Eu queria me defender, mas as palavras não saíam. A verdade é que eu não tinha uma resposta que pudesse consertar aquilo. Vi uma lágrima escorrer pelo rosto dele, e cada palavra parecia rasgá-lo por dentro.
— Sabe o que é pior? — Bernardo murmurou, quase como se falasse consigo mesmo. — Eu me dediquei, Rafael. Te amei com tudo o que eu tinha. E você… brincou com tudo isso, com cada momento que a gente passou junto. Você sabe o quanto eu odeio mentira, sabe como eu me sinto sobre isso.
Ele começou a pegar suas coisas, enfiando-as na mochila com mãos trêmulas, os olhos fixos no chão.
— Bernardo, não faz isso, por favor. A gente pode resolver isso… Eu sei que errei, mas… — Minha voz mal saía.

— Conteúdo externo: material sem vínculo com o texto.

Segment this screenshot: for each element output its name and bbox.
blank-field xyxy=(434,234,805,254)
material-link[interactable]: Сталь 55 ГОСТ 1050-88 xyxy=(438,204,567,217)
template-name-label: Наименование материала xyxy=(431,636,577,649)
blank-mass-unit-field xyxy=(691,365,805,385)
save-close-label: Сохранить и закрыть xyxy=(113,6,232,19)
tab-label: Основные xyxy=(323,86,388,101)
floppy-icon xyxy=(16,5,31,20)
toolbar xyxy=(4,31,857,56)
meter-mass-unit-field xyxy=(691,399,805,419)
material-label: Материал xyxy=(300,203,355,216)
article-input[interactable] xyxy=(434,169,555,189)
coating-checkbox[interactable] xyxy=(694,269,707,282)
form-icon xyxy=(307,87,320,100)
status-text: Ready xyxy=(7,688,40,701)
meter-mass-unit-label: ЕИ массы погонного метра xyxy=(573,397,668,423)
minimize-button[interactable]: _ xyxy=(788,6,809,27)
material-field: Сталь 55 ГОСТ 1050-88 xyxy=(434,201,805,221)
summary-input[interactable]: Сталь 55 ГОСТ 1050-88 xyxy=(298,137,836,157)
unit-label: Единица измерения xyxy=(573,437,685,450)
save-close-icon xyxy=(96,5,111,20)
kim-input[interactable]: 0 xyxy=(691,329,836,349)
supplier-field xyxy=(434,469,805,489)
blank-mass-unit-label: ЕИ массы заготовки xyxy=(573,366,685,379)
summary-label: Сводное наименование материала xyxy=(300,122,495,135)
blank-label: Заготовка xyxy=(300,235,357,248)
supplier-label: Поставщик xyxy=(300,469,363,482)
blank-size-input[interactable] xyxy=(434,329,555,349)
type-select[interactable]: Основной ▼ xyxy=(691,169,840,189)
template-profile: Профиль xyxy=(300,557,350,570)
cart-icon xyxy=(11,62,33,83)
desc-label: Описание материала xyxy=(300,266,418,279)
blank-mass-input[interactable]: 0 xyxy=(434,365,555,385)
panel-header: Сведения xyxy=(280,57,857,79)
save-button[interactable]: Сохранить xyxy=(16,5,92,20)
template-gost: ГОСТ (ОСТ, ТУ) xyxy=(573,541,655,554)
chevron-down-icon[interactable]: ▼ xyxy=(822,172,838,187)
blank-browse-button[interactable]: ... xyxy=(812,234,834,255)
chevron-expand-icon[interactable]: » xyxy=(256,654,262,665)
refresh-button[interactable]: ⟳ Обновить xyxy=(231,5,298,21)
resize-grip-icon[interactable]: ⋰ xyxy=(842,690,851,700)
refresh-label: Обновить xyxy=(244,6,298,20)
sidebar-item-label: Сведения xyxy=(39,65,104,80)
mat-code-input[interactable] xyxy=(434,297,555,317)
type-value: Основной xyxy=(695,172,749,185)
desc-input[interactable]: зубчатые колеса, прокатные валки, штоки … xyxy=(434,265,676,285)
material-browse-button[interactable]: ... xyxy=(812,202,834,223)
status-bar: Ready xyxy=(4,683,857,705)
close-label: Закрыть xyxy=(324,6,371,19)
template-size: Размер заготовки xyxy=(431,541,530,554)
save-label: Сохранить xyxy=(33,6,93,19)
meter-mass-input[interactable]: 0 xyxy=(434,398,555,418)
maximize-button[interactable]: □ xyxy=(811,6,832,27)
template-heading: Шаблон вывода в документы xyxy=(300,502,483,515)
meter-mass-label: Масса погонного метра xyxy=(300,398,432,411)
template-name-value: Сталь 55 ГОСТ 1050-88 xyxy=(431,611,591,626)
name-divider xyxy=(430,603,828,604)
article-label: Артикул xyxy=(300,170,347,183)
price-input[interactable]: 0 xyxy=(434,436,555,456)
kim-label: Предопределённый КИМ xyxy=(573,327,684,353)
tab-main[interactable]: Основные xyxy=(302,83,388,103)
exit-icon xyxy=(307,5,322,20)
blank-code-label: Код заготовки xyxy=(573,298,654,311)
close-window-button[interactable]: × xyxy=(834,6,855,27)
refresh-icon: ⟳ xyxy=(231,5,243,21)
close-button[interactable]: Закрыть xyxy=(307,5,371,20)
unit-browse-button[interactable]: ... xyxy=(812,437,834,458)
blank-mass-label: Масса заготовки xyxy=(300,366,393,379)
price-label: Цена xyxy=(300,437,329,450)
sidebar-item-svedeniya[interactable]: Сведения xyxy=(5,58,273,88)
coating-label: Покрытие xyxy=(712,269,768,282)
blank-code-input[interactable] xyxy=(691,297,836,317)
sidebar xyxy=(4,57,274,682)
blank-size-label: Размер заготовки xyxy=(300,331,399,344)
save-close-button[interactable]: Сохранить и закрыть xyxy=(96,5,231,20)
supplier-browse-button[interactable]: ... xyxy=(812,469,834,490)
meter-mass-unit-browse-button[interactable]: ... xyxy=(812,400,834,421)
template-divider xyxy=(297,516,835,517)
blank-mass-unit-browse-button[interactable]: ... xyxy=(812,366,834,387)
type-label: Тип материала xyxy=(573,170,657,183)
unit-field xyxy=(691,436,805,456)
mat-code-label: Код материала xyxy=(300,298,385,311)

— Resolver? — Ele me encarou, com os olhos vermelhos. — Rafael, não tem como resolver algo que você destruiu. Isso aqui é o fim. Acabou. — Ele jogou a mochila sobre o ombro e, antes de sair, fez uma última pausa, me encarando. — Tudo o que a gente construiu, todos esses momentos… tudo se tornou mentira, por sua causa.
E com isso, ele virou as costas e saiu pela porta, deixando para trás o som de seus passos e o eco da última palavra. "Acabou."